KOCI-LP
- Newport Beach, California; United States;
- Broadcast area: Orange County, California
- Frequency: 101.5 MHz
- Branding: KOCI 101.5 FM

Programming
- Format: Classic rock

Ownership
- Owner: Orange County Community Radio

Technical information
- Licensing authority: FCC
- ERP: 42 watts
- HAAT: 45.66 meters (149.8 ft)
- Transmitter coordinates: 33°37′44″N 117°54′36″W﻿ / ﻿33.629°N 117.910°W

Links
- Public license information: LMS
- Webcast: Listen Live
- Website: www.kociradio.com

= KOCI-LP =

Community radio station in Newport Beach, California

KOCI-LP (101.5 FM) is a low-power FM radio station branded as "101.5 KOCI". This station is broadcasting a Classic rock music format. This station is licensed to Newport Beach, California and is broadcasting to the Orange County area.

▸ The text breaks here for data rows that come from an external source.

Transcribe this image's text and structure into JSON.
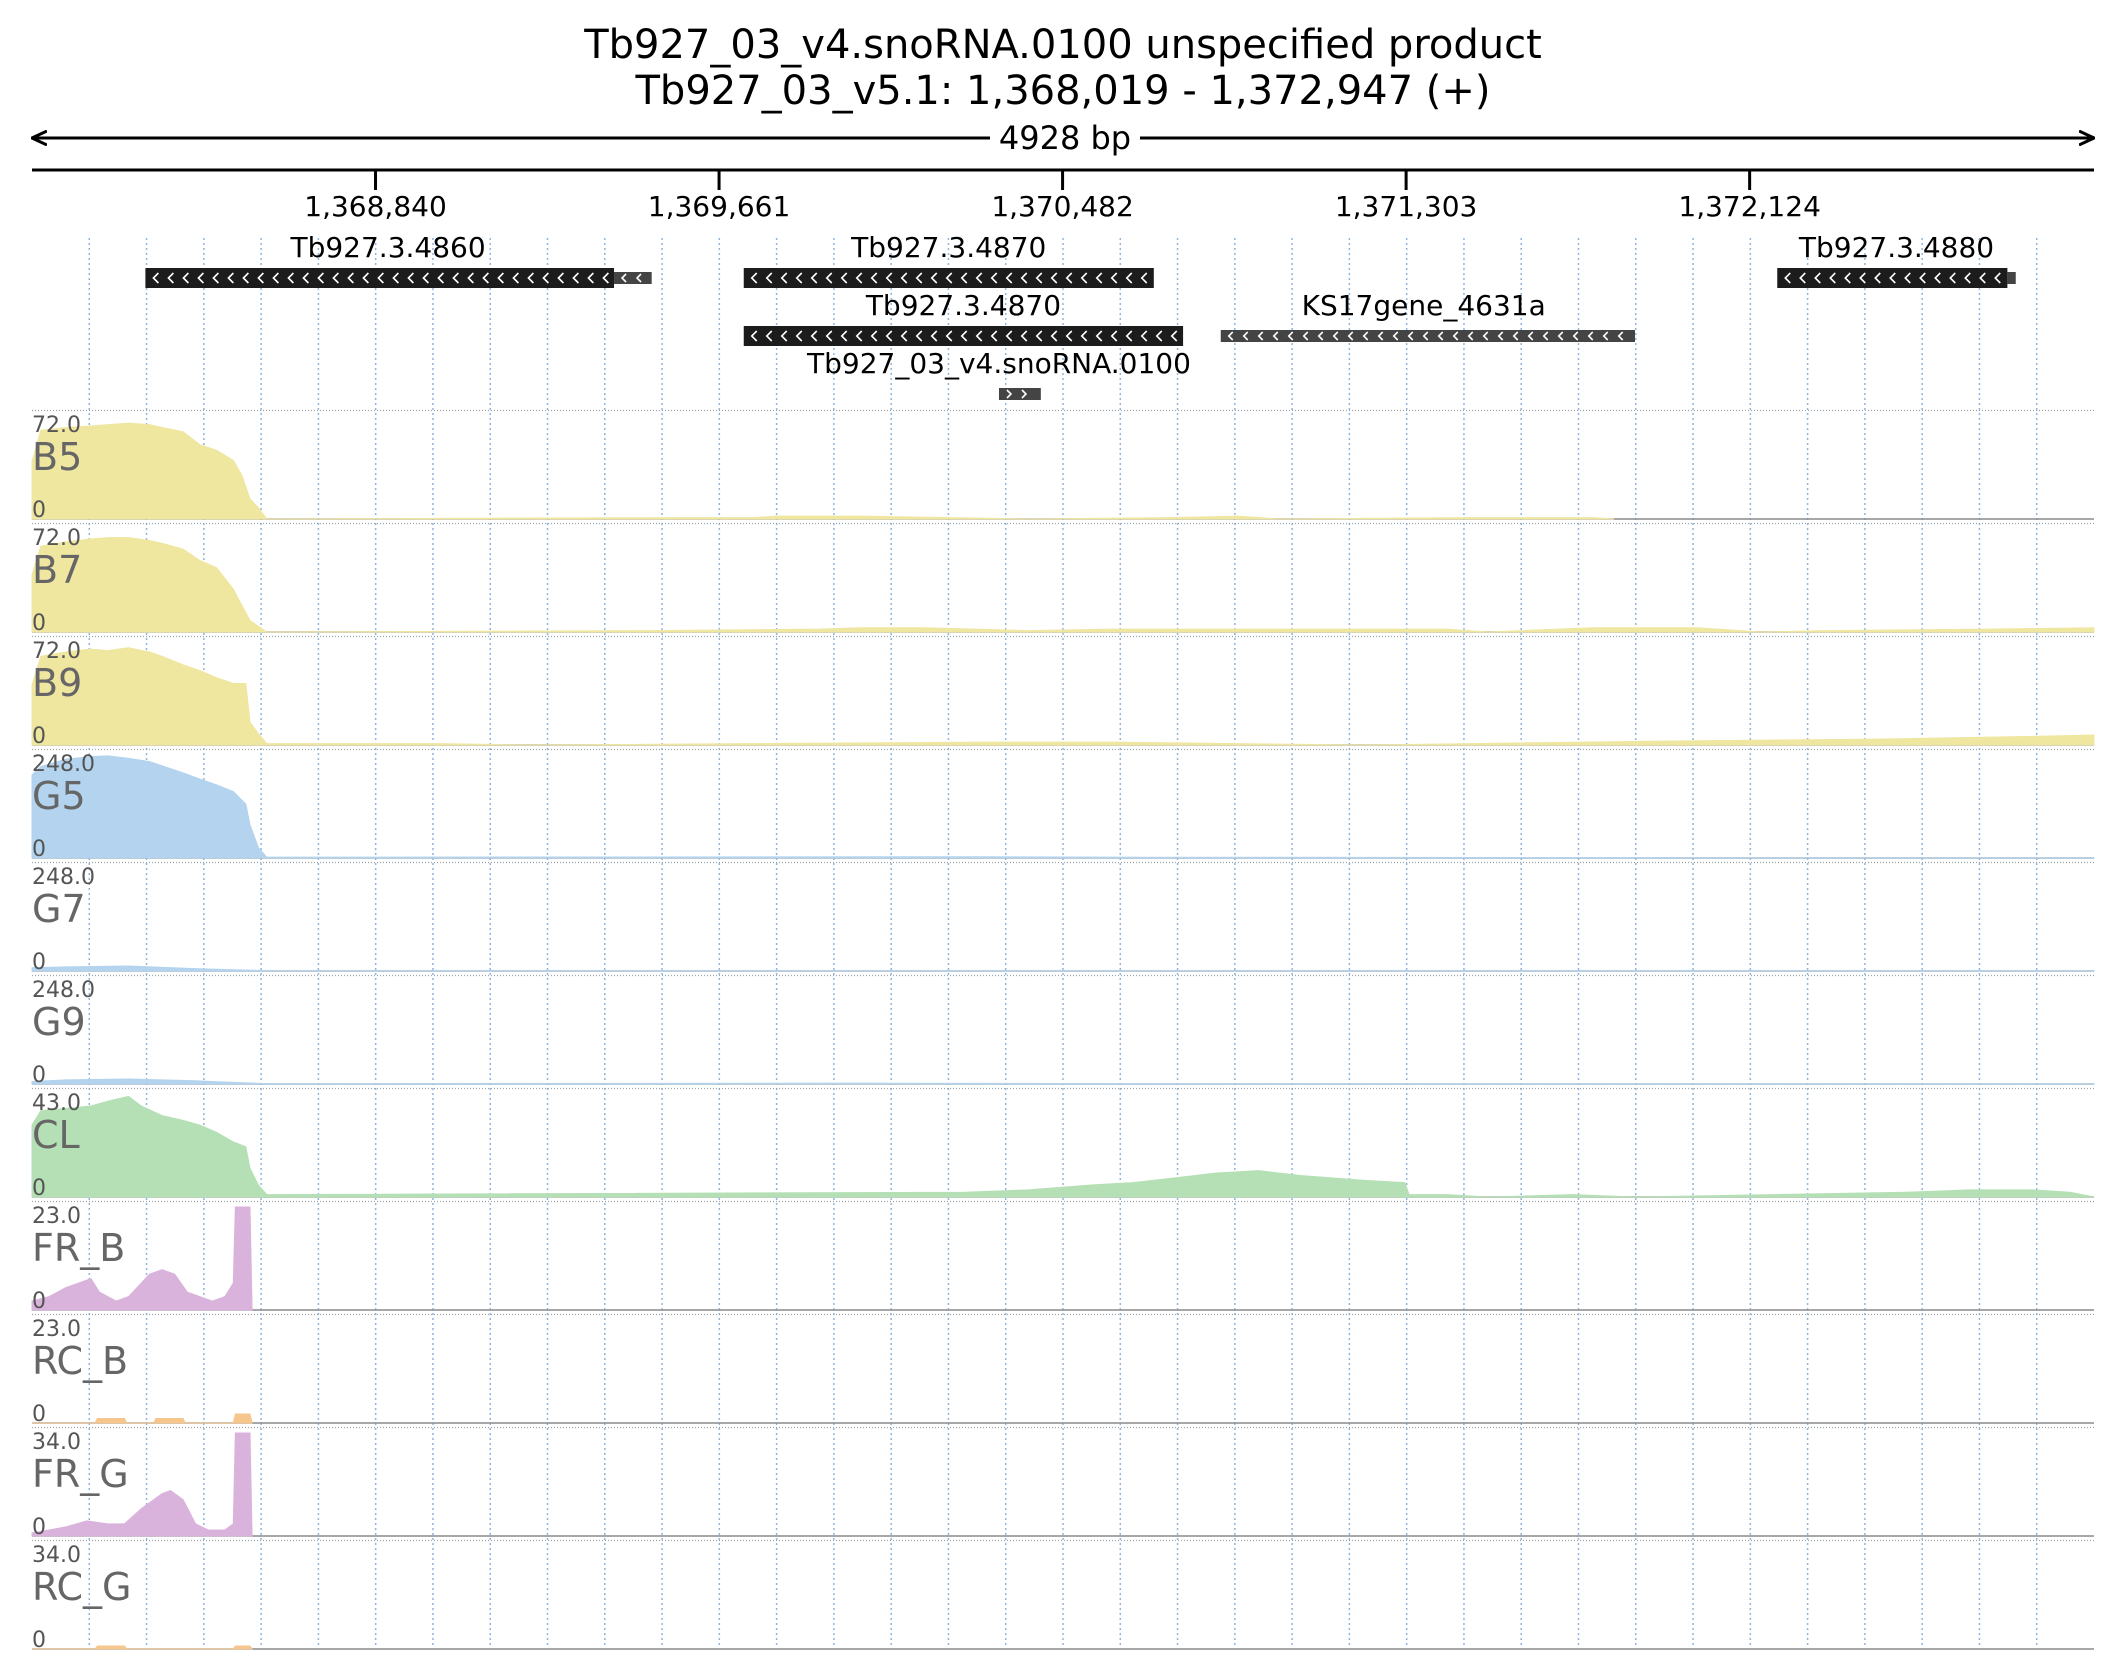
{
  "header": {
    "title": "Tb927_03_v4.snoRNA.0100  unspecified product",
    "subtitle": "Tb927_03_v5.1: 1,368,019 - 1,372,947 (+)",
    "span_label": "4928 bp"
  },
  "colors": {
    "yellow": "#efe6a0",
    "blue": "#b3d3ee",
    "green": "#b5e0b5",
    "purple": "#d9b3dc",
    "orange": "#f7c68c",
    "gene": "#1c1c1c",
    "gene_gray": "#444444",
    "grid": "#8fb6dd"
  },
  "chart_data": {
    "type": "area",
    "title": "Tb927_03_v4.snoRNA.0100  unspecified product",
    "region": {
      "chrom": "Tb927_03_v5.1",
      "start": 1368019,
      "end": 1372947,
      "strand": "+"
    },
    "x_ticks": [
      {
        "pos": 1368840,
        "label": "1,368,840"
      },
      {
        "pos": 1369661,
        "label": "1,369,661"
      },
      {
        "pos": 1370482,
        "label": "1,370,482"
      },
      {
        "pos": 1371303,
        "label": "1,371,303"
      },
      {
        "pos": 1372124,
        "label": "1,372,124"
      }
    ],
    "genes": [
      {
        "name": "Tb927.3.4860",
        "start": 1368290,
        "end": 1369500,
        "strand": "-",
        "row": 0,
        "color": "black",
        "label_pos": 1368870,
        "segments": [
          [
            1368290,
            1369410,
            "thick"
          ],
          [
            1369410,
            1369500,
            "thin"
          ]
        ]
      },
      {
        "name": "Tb927.3.4870",
        "start": 1369720,
        "end": 1370700,
        "strand": "-",
        "row": 0,
        "color": "black",
        "label_pos": 1370210,
        "segments": [
          [
            1369720,
            1370700,
            "thick"
          ]
        ]
      },
      {
        "name": "Tb927.3.4880",
        "start": 1372190,
        "end": 1372760,
        "strand": "-",
        "row": 0,
        "color": "black",
        "label_pos": 1372475,
        "segments": [
          [
            1372190,
            1372740,
            "thick"
          ],
          [
            1372740,
            1372760,
            "thin"
          ]
        ]
      },
      {
        "name": "Tb927.3.4870",
        "start": 1369720,
        "end": 1370770,
        "strand": "-",
        "row": 1,
        "color": "black",
        "label_pos": 1370245,
        "segments": [
          [
            1369720,
            1370770,
            "thick"
          ]
        ]
      },
      {
        "name": "KS17gene_4631a",
        "start": 1370860,
        "end": 1371850,
        "strand": "-",
        "row": 1,
        "color": "gray",
        "label_pos": 1371345,
        "segments": [
          [
            1370860,
            1371850,
            "thin"
          ]
        ]
      },
      {
        "name": "Tb927_03_v4.snoRNA.0100",
        "start": 1370330,
        "end": 1370430,
        "strand": "+",
        "row": 2,
        "color": "gray",
        "label_pos": 1370330,
        "segments": [
          [
            1370330,
            1370430,
            "thin"
          ]
        ]
      }
    ],
    "tracks": [
      {
        "name": "B5",
        "max": 72.0,
        "max_label": "72.0",
        "min_label": "0",
        "color": "yellow",
        "points": [
          [
            1368019,
            40
          ],
          [
            1368040,
            62
          ],
          [
            1368100,
            64
          ],
          [
            1368160,
            65
          ],
          [
            1368200,
            66
          ],
          [
            1368250,
            67
          ],
          [
            1368300,
            66
          ],
          [
            1368330,
            64
          ],
          [
            1368380,
            61
          ],
          [
            1368420,
            52
          ],
          [
            1368460,
            48
          ],
          [
            1368500,
            41
          ],
          [
            1368520,
            31
          ],
          [
            1368540,
            14
          ],
          [
            1368560,
            8
          ],
          [
            1368580,
            0
          ],
          [
            1369570,
            1
          ],
          [
            1369740,
            1
          ],
          [
            1369800,
            2
          ],
          [
            1370000,
            2
          ],
          [
            1370400,
            0
          ],
          [
            1370740,
            1
          ],
          [
            1370900,
            2
          ],
          [
            1371000,
            0
          ],
          [
            1371450,
            1
          ],
          [
            1371750,
            1
          ],
          [
            1371800,
            0
          ]
        ]
      },
      {
        "name": "B7",
        "max": 72.0,
        "max_label": "72.0",
        "min_label": "0",
        "color": "yellow",
        "points": [
          [
            1368019,
            40
          ],
          [
            1368040,
            60
          ],
          [
            1368100,
            63
          ],
          [
            1368160,
            65
          ],
          [
            1368200,
            66
          ],
          [
            1368250,
            66
          ],
          [
            1368300,
            64
          ],
          [
            1368330,
            62
          ],
          [
            1368380,
            58
          ],
          [
            1368420,
            50
          ],
          [
            1368460,
            45
          ],
          [
            1368500,
            30
          ],
          [
            1368540,
            8
          ],
          [
            1368560,
            4
          ],
          [
            1368580,
            0
          ],
          [
            1369500,
            1
          ],
          [
            1369900,
            2
          ],
          [
            1370000,
            3
          ],
          [
            1370150,
            3
          ],
          [
            1370400,
            1
          ],
          [
            1370600,
            2
          ],
          [
            1371000,
            2
          ],
          [
            1371400,
            2
          ],
          [
            1371500,
            0
          ],
          [
            1371750,
            3
          ],
          [
            1372000,
            3
          ],
          [
            1372150,
            0
          ],
          [
            1372300,
            1
          ],
          [
            1372700,
            2
          ],
          [
            1372947,
            3
          ]
        ]
      },
      {
        "name": "B9",
        "max": 72.0,
        "max_label": "72.0",
        "min_label": "0",
        "color": "yellow",
        "points": [
          [
            1368019,
            42
          ],
          [
            1368040,
            62
          ],
          [
            1368100,
            65
          ],
          [
            1368160,
            67
          ],
          [
            1368200,
            66
          ],
          [
            1368250,
            68
          ],
          [
            1368300,
            65
          ],
          [
            1368330,
            62
          ],
          [
            1368380,
            56
          ],
          [
            1368420,
            52
          ],
          [
            1368460,
            47
          ],
          [
            1368500,
            43
          ],
          [
            1368530,
            43
          ],
          [
            1368540,
            16
          ],
          [
            1368560,
            8
          ],
          [
            1368580,
            1
          ],
          [
            1369000,
            1
          ],
          [
            1369200,
            0
          ],
          [
            1370300,
            2
          ],
          [
            1370600,
            2
          ],
          [
            1371200,
            0
          ],
          [
            1372000,
            3
          ],
          [
            1372400,
            4
          ],
          [
            1372800,
            6
          ],
          [
            1372947,
            7
          ]
        ]
      },
      {
        "name": "G5",
        "max": 248.0,
        "max_label": "248.0",
        "min_label": "0",
        "color": "blue",
        "points": [
          [
            1368019,
            200
          ],
          [
            1368040,
            220
          ],
          [
            1368100,
            238
          ],
          [
            1368160,
            244
          ],
          [
            1368200,
            246
          ],
          [
            1368250,
            240
          ],
          [
            1368300,
            232
          ],
          [
            1368330,
            222
          ],
          [
            1368380,
            205
          ],
          [
            1368420,
            190
          ],
          [
            1368460,
            176
          ],
          [
            1368500,
            160
          ],
          [
            1368530,
            130
          ],
          [
            1368540,
            80
          ],
          [
            1368560,
            25
          ],
          [
            1368580,
            2
          ],
          [
            1370300,
            3
          ],
          [
            1370600,
            2
          ],
          [
            1372000,
            1
          ],
          [
            1372947,
            1
          ]
        ]
      },
      {
        "name": "G7",
        "max": 248.0,
        "max_label": "248.0",
        "min_label": "0",
        "color": "blue",
        "points": [
          [
            1368019,
            8
          ],
          [
            1368100,
            10
          ],
          [
            1368250,
            12
          ],
          [
            1368400,
            6
          ],
          [
            1368500,
            3
          ],
          [
            1368580,
            1
          ],
          [
            1370000,
            1
          ],
          [
            1371000,
            1
          ],
          [
            1372947,
            1
          ]
        ]
      },
      {
        "name": "G9",
        "max": 248.0,
        "max_label": "248.0",
        "min_label": "0",
        "color": "blue",
        "points": [
          [
            1368019,
            6
          ],
          [
            1368100,
            10
          ],
          [
            1368250,
            12
          ],
          [
            1368400,
            8
          ],
          [
            1368500,
            4
          ],
          [
            1368580,
            1
          ],
          [
            1370000,
            2
          ],
          [
            1371000,
            1
          ],
          [
            1372947,
            1
          ]
        ]
      },
      {
        "name": "CL",
        "max": 43.0,
        "max_label": "43.0",
        "min_label": "0",
        "color": "green",
        "points": [
          [
            1368019,
            30
          ],
          [
            1368040,
            36
          ],
          [
            1368100,
            37
          ],
          [
            1368160,
            38
          ],
          [
            1368200,
            40
          ],
          [
            1368250,
            42
          ],
          [
            1368280,
            38
          ],
          [
            1368330,
            34
          ],
          [
            1368380,
            32
          ],
          [
            1368420,
            30
          ],
          [
            1368460,
            27
          ],
          [
            1368500,
            23
          ],
          [
            1368530,
            21
          ],
          [
            1368540,
            12
          ],
          [
            1368560,
            5
          ],
          [
            1368580,
            1
          ],
          [
            1370250,
            2
          ],
          [
            1370400,
            3
          ],
          [
            1370550,
            5
          ],
          [
            1370650,
            6
          ],
          [
            1370750,
            8
          ],
          [
            1370850,
            10
          ],
          [
            1370950,
            11
          ],
          [
            1371050,
            9
          ],
          [
            1371200,
            7
          ],
          [
            1371300,
            6
          ],
          [
            1371310,
            1
          ],
          [
            1371400,
            1
          ],
          [
            1371500,
            0
          ],
          [
            1371700,
            1
          ],
          [
            1371850,
            0
          ],
          [
            1372500,
            2
          ],
          [
            1372650,
            3
          ],
          [
            1372800,
            3
          ],
          [
            1372890,
            2
          ],
          [
            1372947,
            0
          ]
        ]
      },
      {
        "name": "FR_B",
        "max": 23.0,
        "max_label": "23.0",
        "min_label": "0",
        "color": "purple",
        "points": [
          [
            1368019,
            2
          ],
          [
            1368060,
            3
          ],
          [
            1368100,
            5
          ],
          [
            1368130,
            6
          ],
          [
            1368160,
            7
          ],
          [
            1368180,
            4
          ],
          [
            1368220,
            2
          ],
          [
            1368250,
            3
          ],
          [
            1368280,
            6
          ],
          [
            1368300,
            8
          ],
          [
            1368330,
            9
          ],
          [
            1368360,
            8
          ],
          [
            1368390,
            4
          ],
          [
            1368420,
            3
          ],
          [
            1368450,
            2
          ],
          [
            1368480,
            3
          ],
          [
            1368500,
            6
          ],
          [
            1368505,
            23
          ],
          [
            1368540,
            23
          ],
          [
            1368545,
            0
          ]
        ]
      },
      {
        "name": "RC_B",
        "max": 23.0,
        "max_label": "23.0",
        "min_label": "0",
        "color": "orange",
        "points": [
          [
            1368019,
            0
          ],
          [
            1368170,
            0
          ],
          [
            1368175,
            1
          ],
          [
            1368240,
            1
          ],
          [
            1368245,
            0
          ],
          [
            1368310,
            0
          ],
          [
            1368315,
            1
          ],
          [
            1368380,
            1
          ],
          [
            1368385,
            0
          ],
          [
            1368500,
            0
          ],
          [
            1368505,
            2
          ],
          [
            1368540,
            2
          ],
          [
            1368545,
            0
          ]
        ]
      },
      {
        "name": "FR_G",
        "max": 34.0,
        "max_label": "34.0",
        "min_label": "0",
        "color": "purple",
        "points": [
          [
            1368019,
            1
          ],
          [
            1368060,
            2
          ],
          [
            1368100,
            3
          ],
          [
            1368150,
            5
          ],
          [
            1368200,
            4
          ],
          [
            1368240,
            4
          ],
          [
            1368280,
            9
          ],
          [
            1368310,
            12
          ],
          [
            1368330,
            14
          ],
          [
            1368350,
            15
          ],
          [
            1368380,
            12
          ],
          [
            1368410,
            4
          ],
          [
            1368440,
            2
          ],
          [
            1368480,
            2
          ],
          [
            1368500,
            4
          ],
          [
            1368505,
            34
          ],
          [
            1368540,
            34
          ],
          [
            1368545,
            0
          ]
        ]
      },
      {
        "name": "RC_G",
        "max": 34.0,
        "max_label": "34.0",
        "min_label": "0",
        "color": "orange",
        "points": [
          [
            1368019,
            0
          ],
          [
            1368170,
            0
          ],
          [
            1368175,
            1
          ],
          [
            1368240,
            1
          ],
          [
            1368245,
            0
          ],
          [
            1368500,
            0
          ],
          [
            1368505,
            1
          ],
          [
            1368540,
            1
          ],
          [
            1368545,
            0
          ]
        ]
      }
    ]
  }
}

It can be heard in Costa Mesa, and can reach as far as Westminster, Garden Grove, and Tustin. The station operates at a low power in order to avoid co-channel interference to KGB-FM, in distant San Diego, which also broadcasts at 101.5 FM and airs a Classic Rock format, reaching San Clemente. Home of Uncle Al.